[学科发展]机构学中机构重构的理论难点与研究进展——变胞机构演变内涵、分岔机理、设计综合及其应用

摘要/Abstract

摘要： 生产力发展与工程技术革新要求机构具备可自重组与可重构及“一机多用”的功能，以满足复杂工况需求。可重构机构具有可变活动度和可变构态，可以满足多任务、多工况与多功能的要求，然而，决定其设计方法的演变内涵与分岔机理的研究目前仍不为学者们充分了解。从变胞机构的演变与分岔机理的角度，以旋量理论、李群与李代数及微分流形为主要工具，揭示了机构演变内涵及运动与约束空间的内在关联关系；探究了机构演变中的分岔机理与可控奇异位形，回顾了变胞机构与折纸及折展机构的历史渊源，综述了变胞机构的构型设计、性能综合与新型设计理念及其创新应用。

关键词: 变胞机构, 演变内涵, 分岔机理, 设计综合, 折纸机构

Abstract: The development of productivity and the innovation of engineering technology required mechanisms to have the multi-function of self-reorganization and reconfiguration to meet the needs of complex working conditions. Reconfigurable mechanisms had variable mobility and varying configurations to meet the requirements of multiple tasks, multiple working conditions and multiple functions. However, the research history of mechanism evolution and furcation principle, which determined the design method, was still not fully understood by scholars. Herein, from the point of view of the evolution and furcation principle of metamorphic mechanisms, based on screw theory, Lie group, Lie algebra and differential manifold, the mechanism evolution and the interrelationship between the mechanism motions and the constraint spaces were revealed. Then, the furcation principle and the controllable singularity configuration in the evolution of the mechanism were explored.

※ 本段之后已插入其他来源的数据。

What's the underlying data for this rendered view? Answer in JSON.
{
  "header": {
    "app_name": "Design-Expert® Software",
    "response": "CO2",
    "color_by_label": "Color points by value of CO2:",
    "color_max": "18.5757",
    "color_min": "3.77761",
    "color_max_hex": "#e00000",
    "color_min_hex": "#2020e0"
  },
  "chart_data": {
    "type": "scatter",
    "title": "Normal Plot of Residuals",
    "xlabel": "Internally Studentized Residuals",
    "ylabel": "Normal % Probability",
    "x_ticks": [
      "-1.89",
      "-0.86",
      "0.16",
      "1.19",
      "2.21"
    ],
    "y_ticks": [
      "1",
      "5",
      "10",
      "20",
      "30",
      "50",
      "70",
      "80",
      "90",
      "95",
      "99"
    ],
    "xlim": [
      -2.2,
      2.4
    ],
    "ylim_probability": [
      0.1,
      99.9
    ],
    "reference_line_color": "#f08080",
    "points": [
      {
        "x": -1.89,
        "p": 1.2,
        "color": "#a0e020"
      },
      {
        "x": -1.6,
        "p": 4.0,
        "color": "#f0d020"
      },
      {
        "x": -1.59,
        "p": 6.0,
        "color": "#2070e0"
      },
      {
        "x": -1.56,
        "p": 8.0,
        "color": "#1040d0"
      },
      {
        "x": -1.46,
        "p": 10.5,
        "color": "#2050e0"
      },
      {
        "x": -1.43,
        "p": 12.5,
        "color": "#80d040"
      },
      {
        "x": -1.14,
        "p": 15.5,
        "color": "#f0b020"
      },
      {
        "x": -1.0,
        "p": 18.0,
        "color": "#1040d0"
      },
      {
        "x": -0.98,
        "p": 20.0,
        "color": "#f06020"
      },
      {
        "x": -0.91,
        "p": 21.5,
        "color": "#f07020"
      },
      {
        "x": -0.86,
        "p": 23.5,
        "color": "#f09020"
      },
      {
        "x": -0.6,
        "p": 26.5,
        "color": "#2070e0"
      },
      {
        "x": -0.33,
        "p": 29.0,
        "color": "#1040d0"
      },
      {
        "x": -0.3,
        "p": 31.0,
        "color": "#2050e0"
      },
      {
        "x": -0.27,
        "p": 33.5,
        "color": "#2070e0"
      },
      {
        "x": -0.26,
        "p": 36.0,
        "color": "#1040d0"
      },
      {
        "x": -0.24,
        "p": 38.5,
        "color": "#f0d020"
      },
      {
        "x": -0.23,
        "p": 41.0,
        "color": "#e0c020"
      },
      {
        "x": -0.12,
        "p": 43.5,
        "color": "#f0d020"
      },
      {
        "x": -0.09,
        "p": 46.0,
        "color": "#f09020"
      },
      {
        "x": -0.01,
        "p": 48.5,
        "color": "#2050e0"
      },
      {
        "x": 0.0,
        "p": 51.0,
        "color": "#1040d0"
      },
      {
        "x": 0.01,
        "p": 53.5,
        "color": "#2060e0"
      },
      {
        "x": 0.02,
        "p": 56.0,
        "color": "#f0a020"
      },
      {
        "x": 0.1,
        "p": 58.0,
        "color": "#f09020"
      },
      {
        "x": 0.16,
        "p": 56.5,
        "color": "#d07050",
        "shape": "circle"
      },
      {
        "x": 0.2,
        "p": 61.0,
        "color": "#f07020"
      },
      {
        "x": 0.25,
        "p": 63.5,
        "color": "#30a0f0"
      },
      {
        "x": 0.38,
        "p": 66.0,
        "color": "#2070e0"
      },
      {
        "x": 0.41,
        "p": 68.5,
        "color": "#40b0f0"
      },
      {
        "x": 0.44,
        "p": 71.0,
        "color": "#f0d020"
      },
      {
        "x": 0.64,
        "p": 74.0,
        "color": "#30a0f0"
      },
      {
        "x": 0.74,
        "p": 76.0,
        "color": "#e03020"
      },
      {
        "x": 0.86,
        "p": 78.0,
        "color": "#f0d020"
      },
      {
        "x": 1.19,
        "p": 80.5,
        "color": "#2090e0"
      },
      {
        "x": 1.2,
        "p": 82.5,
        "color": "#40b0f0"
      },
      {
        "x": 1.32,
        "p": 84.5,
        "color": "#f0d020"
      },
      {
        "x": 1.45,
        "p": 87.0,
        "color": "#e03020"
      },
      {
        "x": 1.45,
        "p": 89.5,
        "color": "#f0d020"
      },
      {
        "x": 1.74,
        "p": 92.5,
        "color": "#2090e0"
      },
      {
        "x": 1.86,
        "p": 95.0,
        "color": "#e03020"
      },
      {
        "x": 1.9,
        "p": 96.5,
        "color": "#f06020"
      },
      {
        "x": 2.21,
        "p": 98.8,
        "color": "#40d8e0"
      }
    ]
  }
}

Moreover, the historical relationship between metamorphic mechanisms, origami mechanisms and deployable mechanisms was discussed, and the configuration design, performance synthesis, new design concept of metamorphic mechanisms and their innovative application were reviewed.

Key words: , metamorphic mechanism； evolution connotation； furcation principle； design synthesis； origami mechanism

中图分类号:

TH112

康熙, 戴建生, . [学科发展]机构学中机构重构的理论难点与研究进展——变胞机构演变内涵、分岔机理、设计综合及其应用[J]. 中国机械工程.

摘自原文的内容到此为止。